During the study period, MPXV testing was performed for 1,196 patients (median age 30 [IQR 19–46] years); 656 (54.8%) were men. The most common specimen collection sites were arm (24.8%; n = 297), anogenital (18.6%; n = 222), leg (10.1%; n = 121), and unspecified (14.2%; n = 170). The ICD-10-CM codes accompanying specimens were broadly categorized as disorder of the genitals, herpes-related lesions, pruritus, cellulitis, skin conditions, vaginitis, high-risk sexual behavior, mpox, miscellaneous, and not defined. A total of 67 (5.6%) specimens tested positive for MPXV DNA (Figure 1). The dates that the positive specimens had been obtained corresponded to the increase in mpox epidemic curve in the United States (Figure 2). Most MPXV-positive specimens were associated with skin conditions, including ICD-10-CM codes R21 (rash and other nonspecific skin eruption), L98.9 (disorder of skin and subcutaneous tissue, unspecified), L08.89 (other specified local infections of the skin and subcutaneous tissue), and disorders of the genital regions including N48.5 (ulcer of the penis) (Table 3). Among those categories, all specimens with ICD-10-CM codes corresponding to signs/symptoms of pruritis, cellulitis, and vaginitis tested negative for MPXV; no positive specimens were from women. Among the 67 MPXV-positive specimens, 5 (7.3%) ICD-10-CM codes were classified under sexual behavior that places someone at increased STI/HIV risk and 4 (5.8%) under herpes-related lesions. Of the 67 positive specimens, 15 (20.3%) were among 74 specimens that were originally submitted for testing of other infectious organisms but after negative results had been submitted for MPXV testing at provider request.

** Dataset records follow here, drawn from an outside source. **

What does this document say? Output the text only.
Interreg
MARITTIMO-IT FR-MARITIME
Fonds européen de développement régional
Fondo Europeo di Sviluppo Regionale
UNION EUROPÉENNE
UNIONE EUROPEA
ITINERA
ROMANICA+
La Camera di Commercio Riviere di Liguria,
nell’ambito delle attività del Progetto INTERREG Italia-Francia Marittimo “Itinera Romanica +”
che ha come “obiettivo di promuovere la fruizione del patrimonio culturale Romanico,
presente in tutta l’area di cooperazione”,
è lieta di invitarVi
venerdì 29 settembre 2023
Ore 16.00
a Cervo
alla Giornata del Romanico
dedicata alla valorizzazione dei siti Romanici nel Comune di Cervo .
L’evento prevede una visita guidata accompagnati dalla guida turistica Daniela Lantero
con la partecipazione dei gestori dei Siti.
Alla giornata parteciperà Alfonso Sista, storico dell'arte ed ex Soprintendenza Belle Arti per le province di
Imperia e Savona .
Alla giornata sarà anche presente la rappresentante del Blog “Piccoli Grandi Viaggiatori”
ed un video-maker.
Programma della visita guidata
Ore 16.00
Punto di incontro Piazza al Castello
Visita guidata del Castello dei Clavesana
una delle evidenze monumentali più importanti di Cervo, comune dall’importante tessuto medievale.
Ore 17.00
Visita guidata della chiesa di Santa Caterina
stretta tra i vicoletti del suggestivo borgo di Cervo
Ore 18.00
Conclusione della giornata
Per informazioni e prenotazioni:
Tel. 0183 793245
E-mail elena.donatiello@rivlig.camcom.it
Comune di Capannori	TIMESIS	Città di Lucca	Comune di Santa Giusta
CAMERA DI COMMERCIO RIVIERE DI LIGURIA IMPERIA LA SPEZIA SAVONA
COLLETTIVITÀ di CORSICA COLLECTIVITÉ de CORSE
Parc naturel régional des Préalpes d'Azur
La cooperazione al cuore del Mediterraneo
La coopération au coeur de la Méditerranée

Most specimens received were from Michigan (12.8%), Georgia (12.0%), Colorado (10.4%), and Florida (9.9%); however, the highest proportion of specimens that tested positive for mpox were from Georgia (24.5%, 35 positive), followed by Missouri (25.0%, 5 positive) and Texas (12.9%, 11 positive) (Table 4). Specimens were also tested on the STI and wound infection PCR panels at HealthTrackRx. Among the specimens testing positive for mpox, only 1 tested positive for other etiologies consistent with contamination (Finegoldia magna, Cutibacterium acnes, and Peptostreptococcus spp).